I got a new laptop recently, so when a friend challenged me to write a little toy encryption algorithm, I needed to set up for writing code from scratch. Now that the world has basically standardized on Visual Studio Code as the IDE of choice, the Rust gang has been able to make solid strides in their already very sophisticated tool platform. Getting set up to compile and debug Rust in VS Code is nearly frictionless these days.
Doing math on character strings was a little more fraught, given my beginner’s level of understanding of the Rust type system. I hacked it out using a combination of The Book, Stack Overflow, and tenacity. It was a surprise to learn that unsigned overflow is not a given in Rust as it is in C/C++. Instead Rust has a huge suite of customized math operations that allow you to dial in the exact overflow behavior you want, enabled by the fact it is not object-oriented. What look like method calls are syntactic sugar for free functions that take a reference to “self”, which let them make massive libraries of functions on fundamental types. Java programmers, take note!

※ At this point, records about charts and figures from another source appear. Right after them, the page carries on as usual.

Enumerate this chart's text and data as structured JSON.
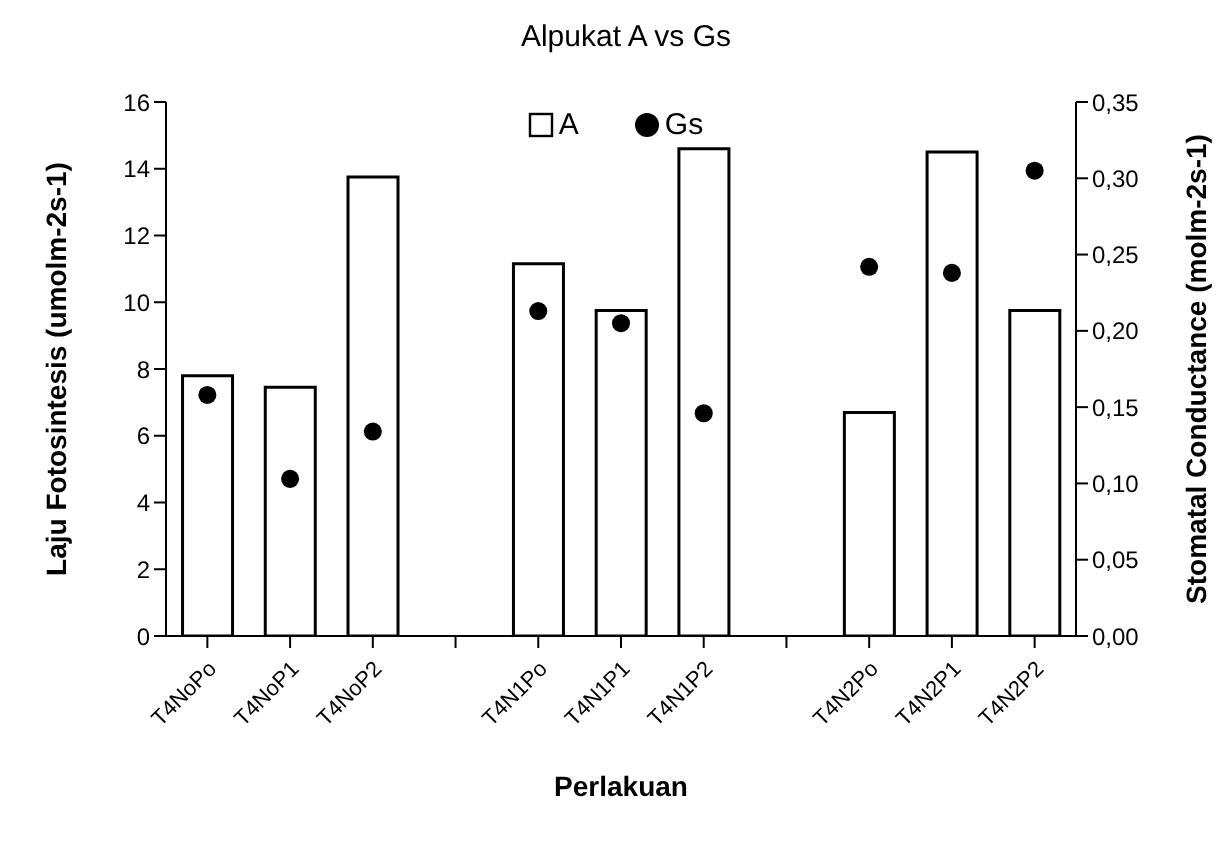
{
  "chart_data": {
    "type": "bar",
    "title": "Alpukat A vs Gs",
    "xlabel": "Perlakuan",
    "ylabel": "Laju Fotosintesis (umolm-2s-1)",
    "y2label": "Stomatal Conductance  (molm-2s-1)",
    "categories": [
      "T4NoPo",
      "T4NoP1",
      "T4NoP2",
      null,
      "T4N1Po",
      "T4N1P1",
      "T4N1P2",
      null,
      "T4N2Po",
      "T4N2P1",
      "T4N2P2"
    ],
    "series": [
      {
        "name": "A",
        "color": "#ffffff",
        "values": [
          7.8,
          7.45,
          13.75,
          null,
          11.15,
          9.75,
          14.6,
          null,
          6.7,
          14.5,
          9.75
        ]
      },
      {
        "name": "Gs",
        "type": "scatter",
        "axis": "y2",
        "marker": "circle",
        "color": "#000000",
        "values": [
          0.158,
          0.103,
          0.134,
          null,
          0.213,
          0.205,
          0.146,
          null,
          0.242,
          0.238,
          0.305
        ]
      }
    ],
    "ylim": [
      0,
      16
    ],
    "yticks": [
      0,
      2,
      4,
      6,
      8,
      10,
      12,
      14,
      16
    ],
    "y2lim": [
      0,
      0.35
    ],
    "y2ticks": [
      {
        "value": 0,
        "label": "0,00"
      },
      {
        "value": 0.05,
        "label": "0,05"
      },
      {
        "value": 0.1,
        "label": "0,10"
      },
      {
        "value": 0.15,
        "label": "0,15"
      },
      {
        "value": 0.2,
        "label": "0,20"
      },
      {
        "value": 0.25,
        "label": "0,25"
      },
      {
        "value": 0.3,
        "label": "0,30"
      },
      {
        "value": 0.35,
        "label": "0,35"
      }
    ],
    "legend": "top",
    "grid": false
  }
}
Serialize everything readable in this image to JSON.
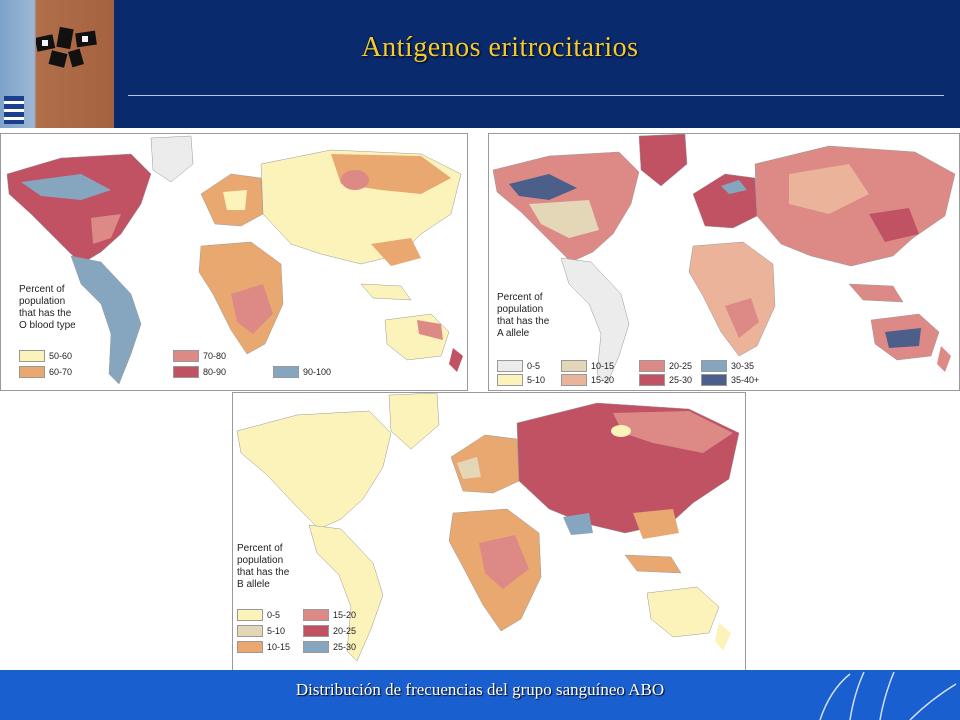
{
  "slide": {
    "title": "Antígenos eritrocitarios",
    "footer": "Distribución de frecuencias del grupo sanguíneo ABO"
  },
  "maps": {
    "o_blood_type": {
      "caption": "Percent of\npopulation\nthat has the\nO blood type",
      "legend": [
        {
          "label": "50-60",
          "color": "#fbf3b9"
        },
        {
          "label": "60-70",
          "color": "#e8a870"
        },
        {
          "label": "70-80",
          "color": "#dd8a86"
        },
        {
          "label": "80-90",
          "color": "#c05264"
        },
        {
          "label": "90-100",
          "color": "#86a6c0"
        }
      ]
    },
    "a_allele": {
      "caption": "Percent of\npopulation\nthat has the\nA allele",
      "legend": [
        {
          "label": "0-5",
          "color": "#ececec"
        },
        {
          "label": "5-10",
          "color": "#fbf3b9"
        },
        {
          "label": "10-15",
          "color": "#e3d7b8"
        },
        {
          "label": "15-20",
          "color": "#eab39a"
        },
        {
          "label": "20-25",
          "color": "#dd8a86"
        },
        {
          "label": "25-30",
          "color": "#c05264"
        },
        {
          "label": "30-35",
          "color": "#86a6c0"
        },
        {
          "label": "35-40+",
          "color": "#4b5f8a"
        }
      ]
    },
    "b_allele": {
      "caption": "Percent of\npopulation\nthat has the\nB allele",
      "legend": [
        {
          "label": "0-5",
          "color": "#fbf3b9"
        },
        {
          "label": "5-10",
          "color": "#e3d7b8"
        },
        {
          "label": "10-15",
          "color": "#e8a870"
        },
        {
          "label": "15-20",
          "color": "#dd8a86"
        },
        {
          "label": "20-25",
          "color": "#c05264"
        },
        {
          "label": "25-30",
          "color": "#86a6c0"
        }
      ]
    }
  }
}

The struggles I had turning bytes to usize values and back to bytes stuck in my head. When I found this guide today for embedded C programmers, I read the whole thing with interest. It is nonsense-free and pitched right at me.
Among other things, today I learned Rust actually does have global variables. You still shouldn’t use them, but they are present. const variables look interesting too, like C++ consteval. I’d like to know more about that facility. This document about std::mem::transmute was also a fascinating look at how to do some of the kinds of things I was doing without invoking unsafe code.